Reminds me of the story of the racing pigeon that "Walked" home from a race ! Needless to say, it took him two weeks, and he did not win the race !


----------



## rena paloma (Jan 30, 2005)

*the cutest for sure!*

they are, as i aggree, the cutest things in the world! cute little cuties! there are some ferals living above the annex sub shop, some kids were throwing snowballs at them, last night i went to check up on them, and they had re locatted to the sign next door! higher, and safer. i leave food for them every night. i always make sure every one gets a little, the small ones eat first, pigeons are communal that way. they let the youngsters eat the seed first, than the bigger ones finish it off. truly the bird of peace!


----------



## Garye (Feb 20, 2005)

*How can people be so cruel towards pigeons?*

I can never understand why people can be so cruel towards pigeons. I've seen pigeons having snowballs thrown at them by kids. I've given these kids dirty looks and they look at me puzzled as to why I gave them that look. Most of the time that dirty look makes them stop bothering the pigeons and leave.

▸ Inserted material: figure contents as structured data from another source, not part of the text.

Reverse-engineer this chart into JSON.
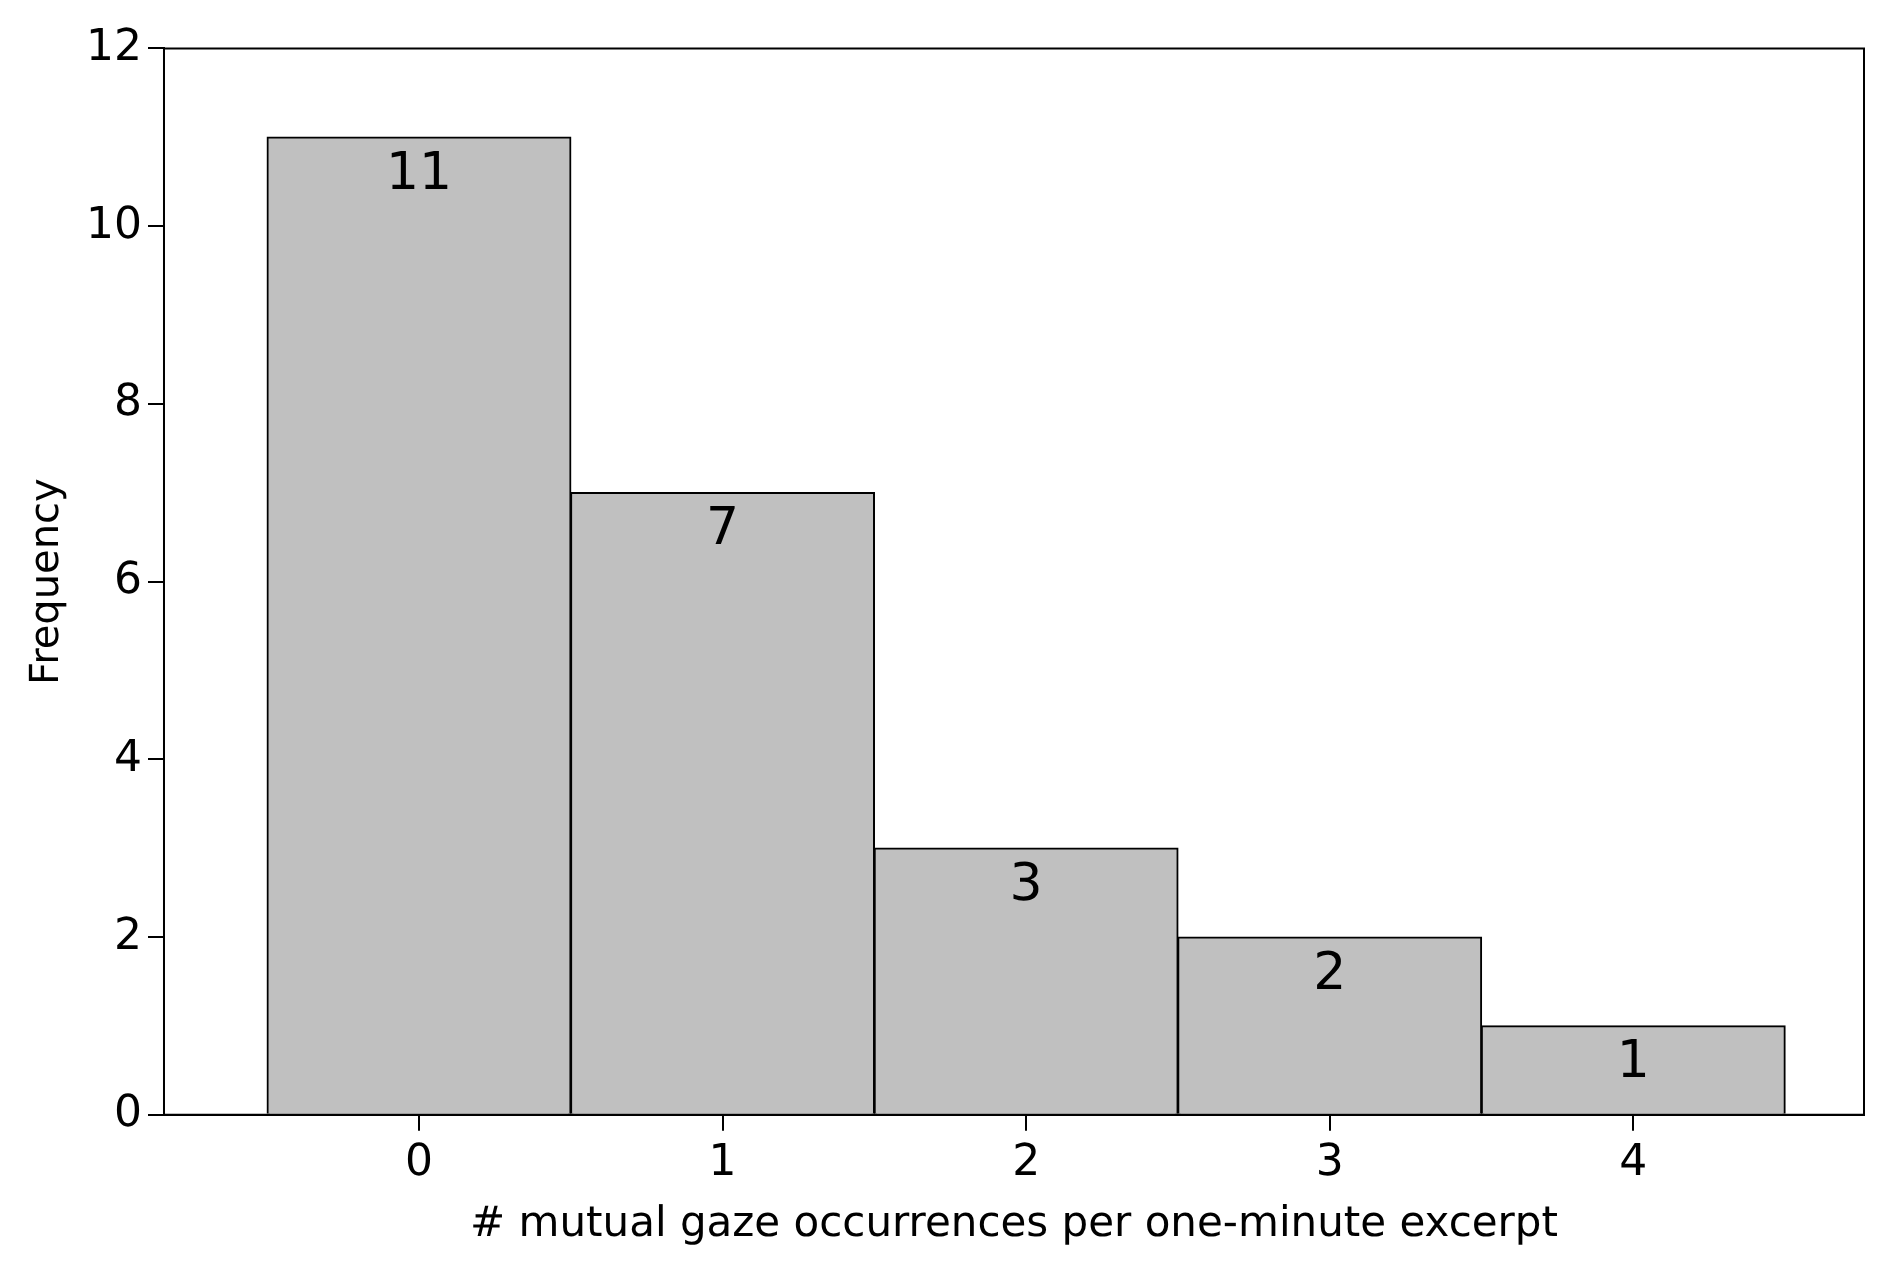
{
  "chart_data": {
    "type": "histogram",
    "xlabel": "# mutual gaze occurrences per one-minute excerpt",
    "ylabel": "Frequency",
    "bins": [
      -0.5,
      0.5,
      1.5,
      2.5,
      3.5,
      4.5
    ],
    "values": [
      11,
      7,
      3,
      2,
      1
    ],
    "color": "#c0c0c0",
    "xlim": [
      -0.84,
      4.76
    ],
    "xticks": [
      0,
      1,
      2,
      3,
      4
    ],
    "ylim": [
      0,
      12
    ],
    "yticks": [
      0,
      2,
      4,
      6,
      8,
      10,
      12
    ],
    "data_labels": true,
    "grid": false,
    "legend": false
  }
}
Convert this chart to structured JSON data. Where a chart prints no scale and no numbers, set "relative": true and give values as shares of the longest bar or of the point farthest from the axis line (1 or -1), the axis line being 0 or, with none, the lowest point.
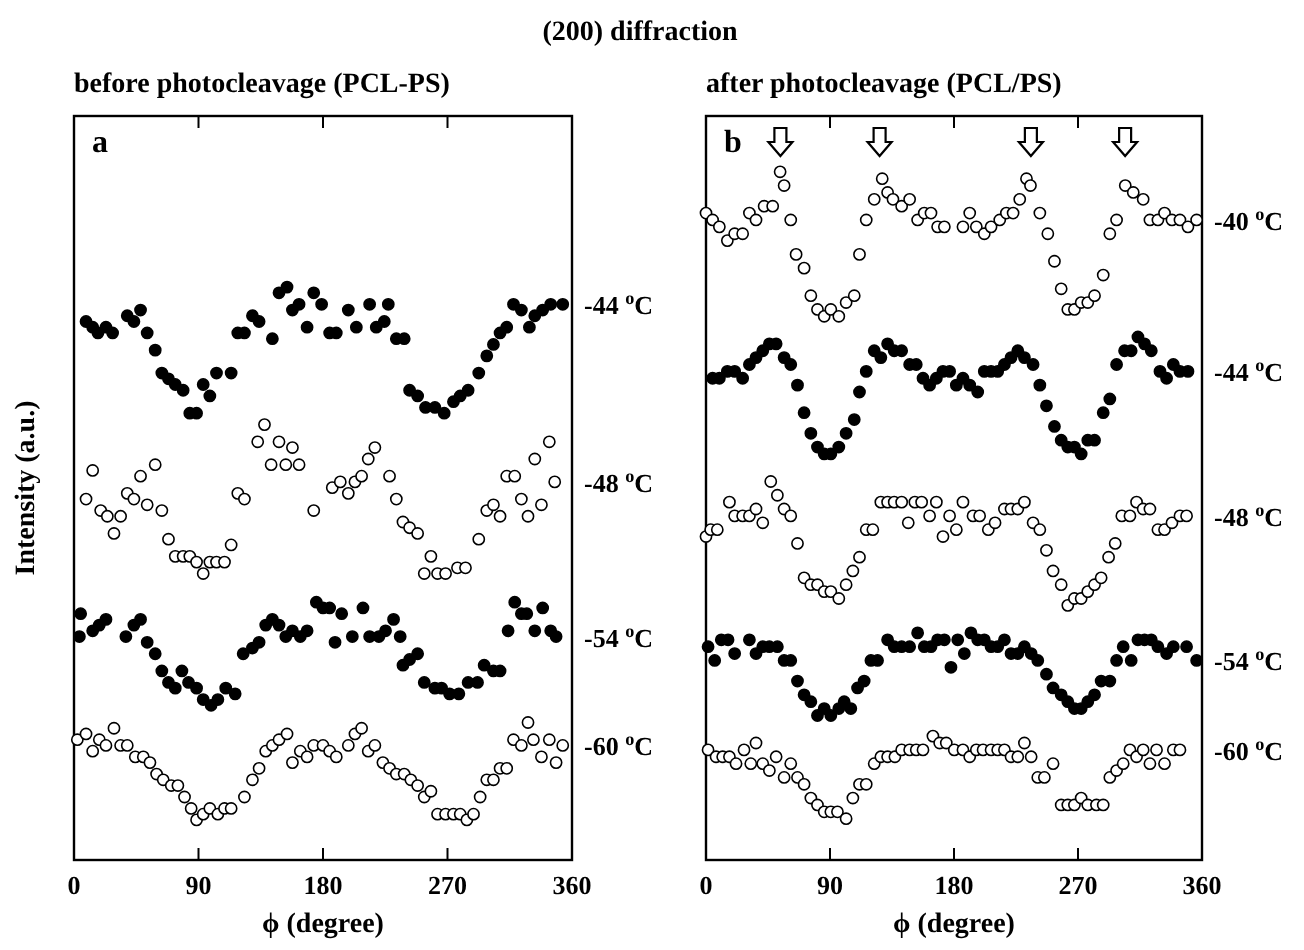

The pigeons aren't bothering anyone - if they don't like them, just leave them alone!


----------



## John_D (Jan 24, 2002)

Good pic, Garye.

They look so funny sometimes, as they run/waddle with their feathers shimmering - specially the overweight ones.

I often find it difficult to even think of pigeons as birds, as they spend so much time on the ground and really don't do too much flying. When I see a crowd of them in the shopping mall, I think of small feathery pedestrians just going about their routine amid the shoppers.

John


----------



## TAWhatley (Mar 6, 2001)

That's a terrific picture, Garye! I couldn't help but think of it at the duck pond earlier today .. same thing .. all the ducks, geese, coots, and pigeons came running as soon as they saw me .. they didn't fly either <LOL>!

Terry


----------



## Keys & Eyegone (May 9, 2004)

hmmmmmmm. They are "gallopers."  Like the horses (flat racers).
Next time get a crowd around and take bets.   
Hilary Dawn


----------



## Victor (Dec 18, 2004)

*Safety in numbers!*

Hey Garye. That is a unique picture you shared.I made a copy of it and plan on using your picture as a cub scout training aid to show our cub scouts about never walking alone! It will enhance our discussion most certainly!


----------



## Rockie (Jan 18, 2005)

John_D said:


> They look so funny sometimes, as they run/waddle with their feathers shimmering - specially the overweight ones.
> 
> I often find it difficult to even think of pigeons as birds, as they spend so much time on the ground and really don't do too much flying. When I see a crowd of them in the shopping mall, I think of small feathery pedestrians just going about their routine amid the shoppers.
> 
> John


Hi Everyone!

I found this web site in January and I am hooked! Being an animal lover, most of my friends are as well (I seem to gravitate to animal friendly people). However, most are rescuing and loving dogs and cats, and it is rare that any even notice birds. So there are few if any that understand my fascination and love for them.

Gary, to see your pic and others I have seen makes me smile from ear to ear. John's comment is precious as well. I love being connected to people who can truly appreciate pigeons...the sweet and innocent beautiful creatures that they are! One day soon I hope to figure out the whole picture posting thing and show off my sweeties! Thanks everyone for being kind and appreciating all the feathered babies.


----------



## Garye (Feb 20, 2005)

*Role models*

Pigeons would make good role models about safety in numbers. They seem to want to do everything with a buddy around - even racing to the food together. And they always seem to look out for each other.

It's so nice to know that others are experiencing what I am about pigeons. 

Ahhh but I did notice one thing about my feral pigeon friends. When they "race" to the food, the one who is way behind will pick up and fly to catch up with the others who are in the lead by running. I don't know why, but they do it all the time.


----------